Whatever social web browsers were supposed to be has been superceded by the next generation of smartphones.

With Android, IOS, WebOS, Symbian, et al. anybody can get up to date notifications about anyone's location, feelings, and opinions aggregated from their favorite sources - no "computer" required.

Saw the video. Not impressed. All my browser plugins already do that and then some.

I think the only thing that is really missing which hampers social in the current browser is lack of push notifications. What would be ideal is if I could close Facebook but still authorize push notifications when something happens, this can be done in something like Growl but it doesn't seem like a major use case, remote push notifications.

I recently saw that push notifications had been proposed in the HTML5 spec then later removed, not sure why. Although I still think that you have to have a tab open on the site to receive them.

I see "Rock Me It" whenever I look at the name.

So... the plain browser experience is okay, but nothing out of the ordinary... I'm not feeling the "social" aspect of it all yet, except for highly sub-par Facebook & Twitter feeds on that right sidebar. And those are too crammed and cluttered to provide a good experience.
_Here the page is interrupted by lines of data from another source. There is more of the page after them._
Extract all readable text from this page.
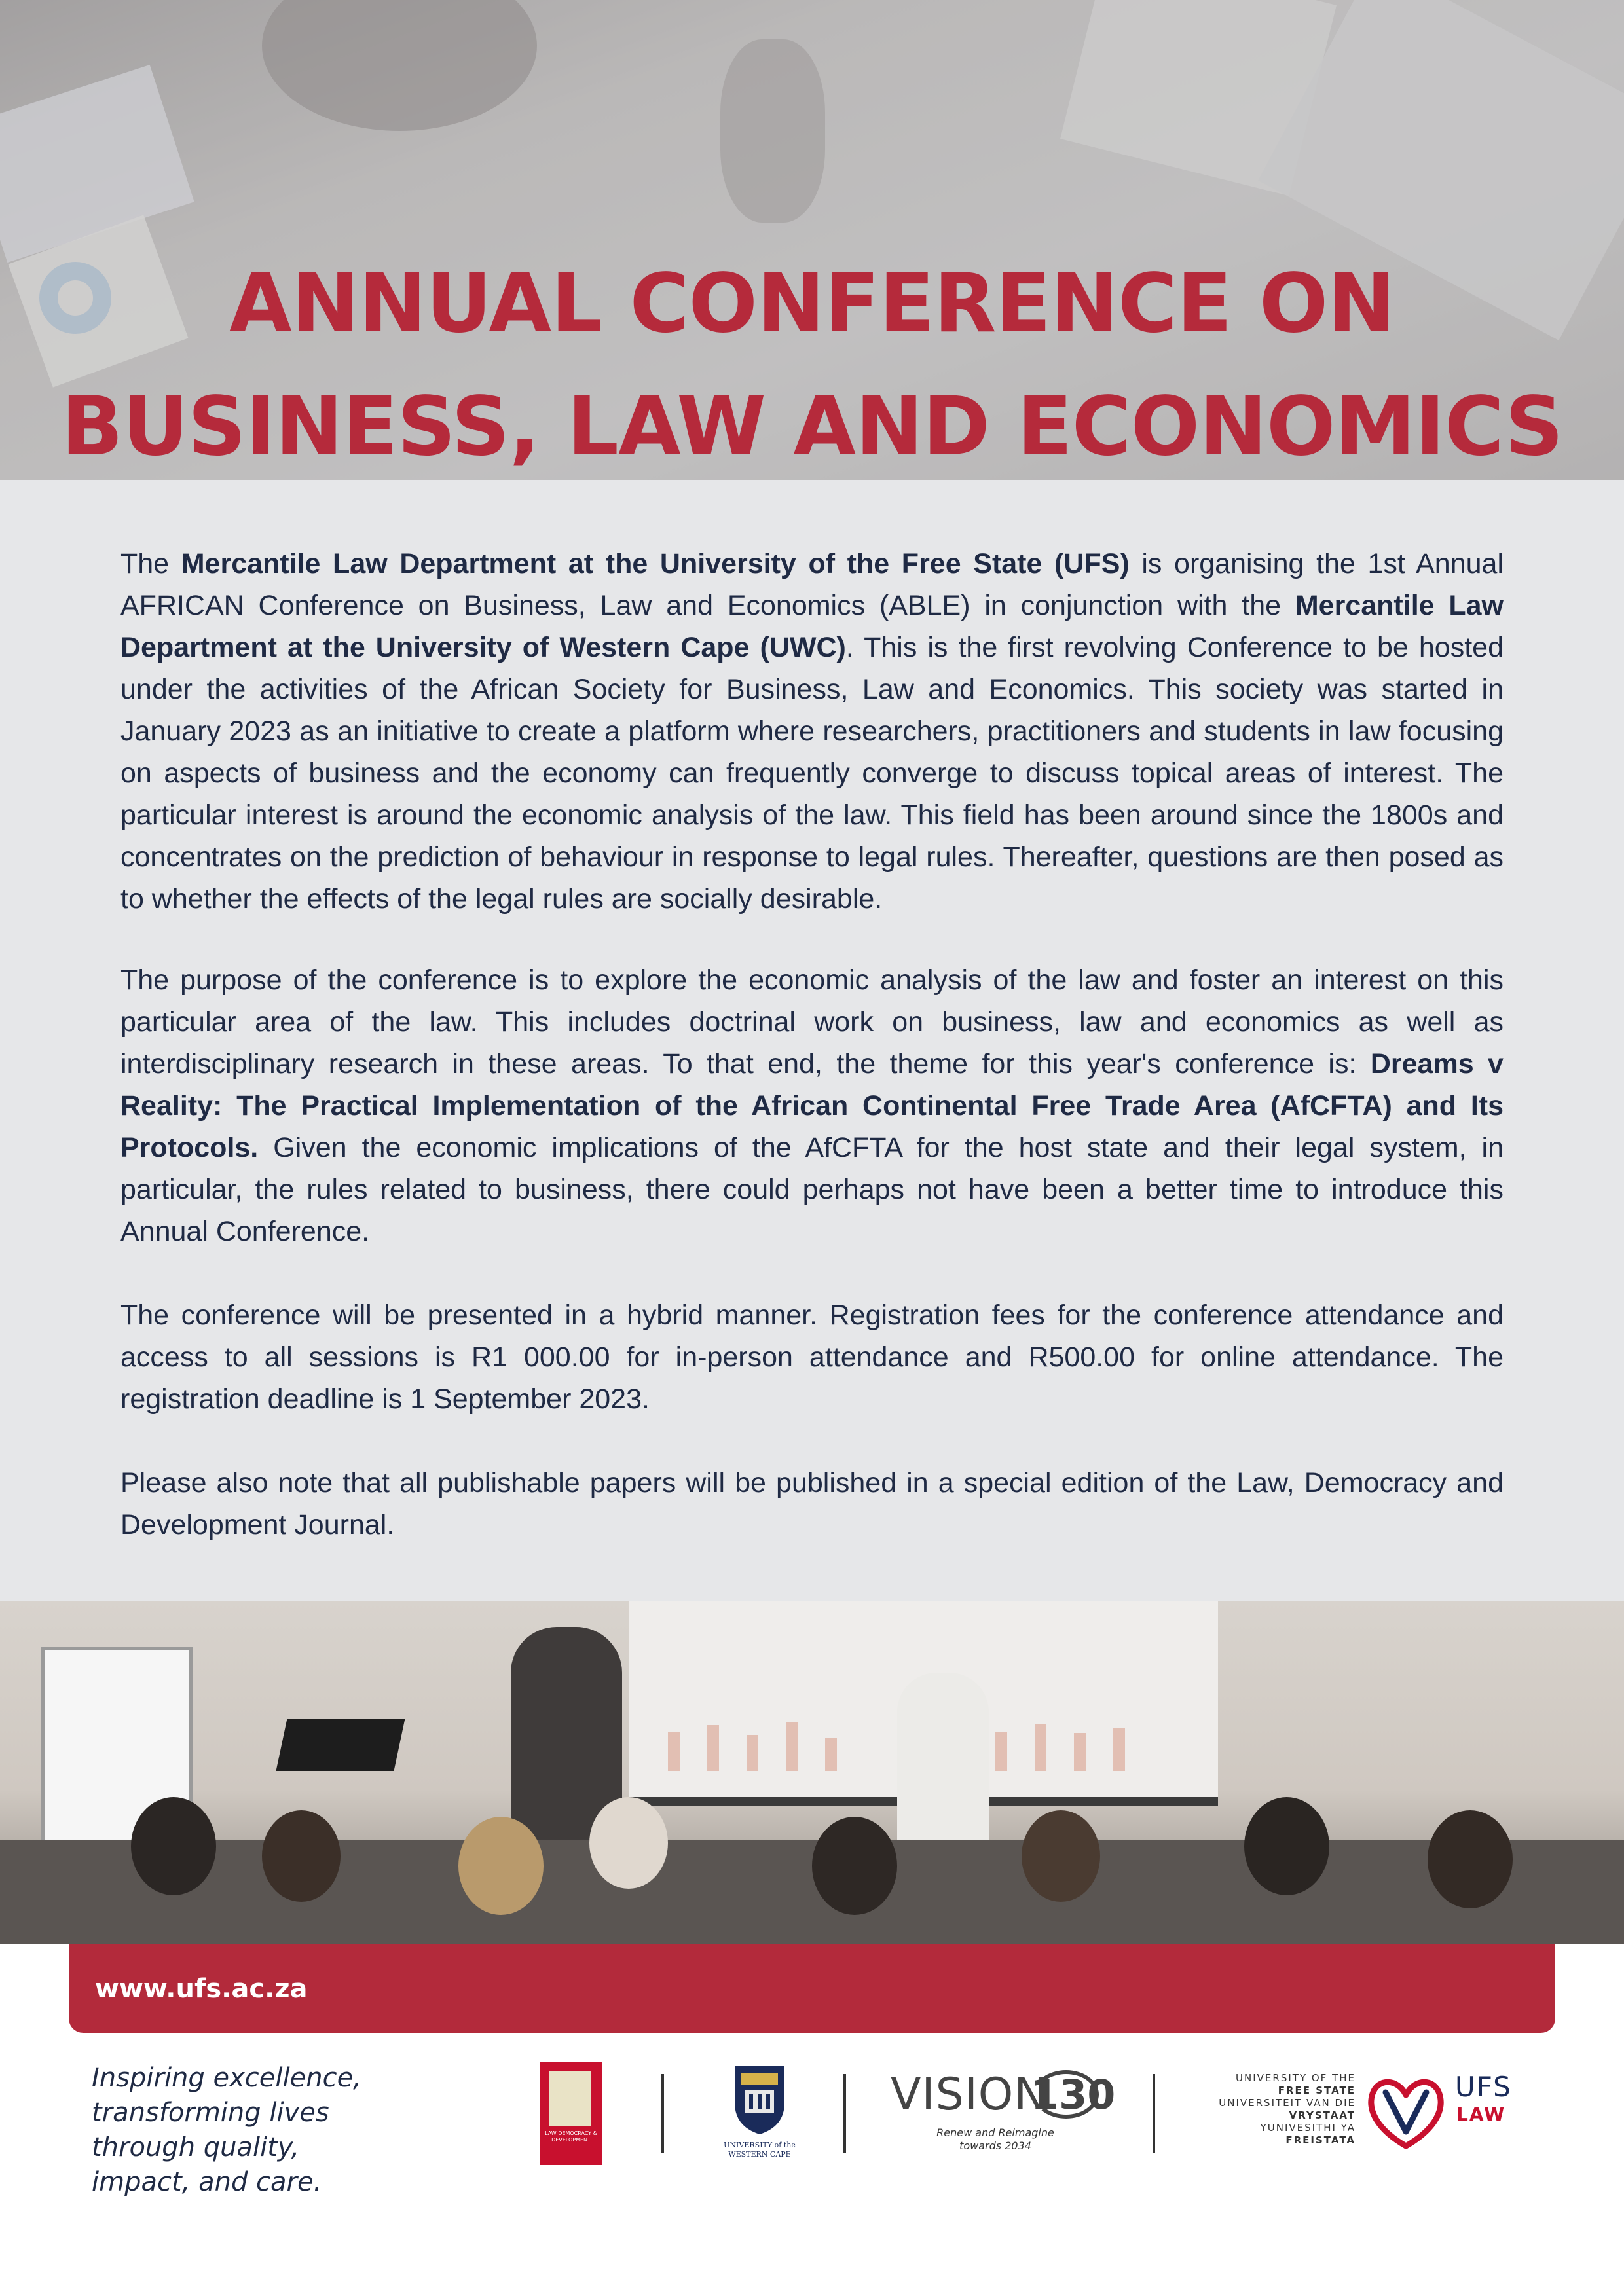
ANNUAL CONFERENCE ON
BUSINESS, LAW AND ECONOMICS

The Mercantile Law Department at the University of the Free State (UFS) is organising the 1st Annual AFRICAN Conference on Business, Law and Economics (ABLE) in conjunction with the Mercantile Law Department at the University of Western Cape (UWC). This is the first revolving Conference to be hosted under the activities of the African Society for Business, Law and Economics. This society was started in January 2023 as an initiative to create a platform where researchers, practitioners and students in law focusing on aspects of business and the economy can frequently converge to discuss topical areas of interest. The particular interest is around the economic analysis of the law. This field has been around since the 1800s and concentrates on the prediction of behaviour in response to legal rules. Thereafter, questions are then posed as to whether the effects of the legal rules are socially desirable.

The purpose of the conference is to explore the economic analysis of the law and foster an interest on this particular area of the law. This includes doctrinal work on business, law and economics as well as interdisciplinary research in these areas. To that end, the theme for this year's conference is: Dreams v Reality: The Practical Implementation of the African Continental Free Trade Area (AfCFTA) and Its Protocols. Given the economic implications of the AfCFTA for the host state and their legal system, in particular, the rules related to business, there could perhaps not have been a better time to introduce this Annual Conference.

The conference will be presented in a hybrid manner. Registration fees for the conference attendance and access to all sessions is R1 000.00 for in-person attendance and R500.00 for online attendance. The registration deadline is 1 September 2023.

Please also note that all publishable papers will be published in a special edition of the Law, Democracy and Development Journal.

www.ufs.ac.za

Inspiring excellence,
transforming lives
through quality,
impact, and care.

LAW DEMOCRACY & DEVELOPMENT
UNIVERSITY of the WESTERN CAPE
VISION
130
Renew and Reimagine
towards 2034
UNIVERSITY OF THE
FREE STATE
UNIVERSITEIT VAN DIE
VRYSTAAT
YUNIVESITHI YA
FREISTATA
UFS
LAW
I don't want to just use this as a Chrome substitute simple because if I ignore the extra features, it feels essentially the same... I'm not going to give a company so much in terms of data on my activities & potential revenue for so little added value in exchange.
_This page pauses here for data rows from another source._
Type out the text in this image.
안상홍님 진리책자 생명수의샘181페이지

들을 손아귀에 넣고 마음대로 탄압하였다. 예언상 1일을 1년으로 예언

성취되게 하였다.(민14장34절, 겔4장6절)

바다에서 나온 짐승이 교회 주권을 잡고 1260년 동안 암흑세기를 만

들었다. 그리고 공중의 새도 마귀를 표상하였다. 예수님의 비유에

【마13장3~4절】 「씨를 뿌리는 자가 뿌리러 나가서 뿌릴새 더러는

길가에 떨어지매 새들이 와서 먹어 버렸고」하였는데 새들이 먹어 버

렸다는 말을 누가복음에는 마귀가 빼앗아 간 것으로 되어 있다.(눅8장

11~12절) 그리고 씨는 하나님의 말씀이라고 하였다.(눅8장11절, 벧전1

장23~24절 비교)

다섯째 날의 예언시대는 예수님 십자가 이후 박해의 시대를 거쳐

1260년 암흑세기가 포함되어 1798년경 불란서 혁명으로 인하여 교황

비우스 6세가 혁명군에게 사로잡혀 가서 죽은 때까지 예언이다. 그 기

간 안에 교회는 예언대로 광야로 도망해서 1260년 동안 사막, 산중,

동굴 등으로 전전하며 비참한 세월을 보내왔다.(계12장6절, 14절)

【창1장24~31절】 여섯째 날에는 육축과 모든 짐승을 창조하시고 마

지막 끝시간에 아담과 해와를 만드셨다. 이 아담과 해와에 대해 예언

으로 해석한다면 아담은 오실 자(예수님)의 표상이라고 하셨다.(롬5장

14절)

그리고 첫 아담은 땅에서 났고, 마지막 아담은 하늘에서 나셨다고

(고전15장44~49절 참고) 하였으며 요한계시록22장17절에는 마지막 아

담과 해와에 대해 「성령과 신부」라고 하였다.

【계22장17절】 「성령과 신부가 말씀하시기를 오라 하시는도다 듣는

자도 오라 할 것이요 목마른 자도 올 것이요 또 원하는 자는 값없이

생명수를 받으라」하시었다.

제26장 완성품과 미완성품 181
I want to "get" this. But I haven't had my ah-ha moment yet. Will keep trying a bit longer though...

my two cents on RockMelt: why would I change browser (lots of work) for an experience. Is it 10x better at sharing or keeping me informed than my previous tools? I doubt it. (eg: j.mp bookmarklet is awesome, everyone uses tweetdeck, etc)

(I am somewhat biased because I run a vaguely similar (but very different implementation) service: http://readness.com)

For a team of 28 people (see team photo on http://www.rockmelt.com/thanks.html) I was kinda expecting more than what I downloaded, especially as this is just a skin on top of Chromium.

All of the heavy lifting in terms of the browser itself has been done for them by Google.

From a cursory look, it appears they wrote all the new functionality in C++ (and ObjC for UI on the Mac). That's a lot of work. Why they didn't do the bulk of it in JS/HTML/CSS is anybody's guess.

I think that this may be a good idea but should be implemented as a browser plugin. I don't want to switch from Chrome to something based on Chrome that will not be updated as fast and often as the original.

Anyone else peeved that they said WebKit was by Apple?

Was it not? Or do you allude to its Konqueror/KHTML roots?

The fact that it is just a fork of KHTML. Also the fact that Apple hasn't been the main contributor to it for over two years.

Seems underwhelming for 2 people and 28 years. I am curious what heavy social media users think, though.

I'm begining to hate those background Apple-ish guitar songs.

Are there really 25 people working on this?

How? It's social plugins with easy APIs on top of a well written WebKit browser.

At least, I assume that's what the footer there is for: http://www.rockmelt.com/

Here's a much better picture of the team: http://www.rockmelt.com/thanks.html?dl=b9068e9a4c500efc8de47...

maybe they can get together with kiha and combine their pointless efforts.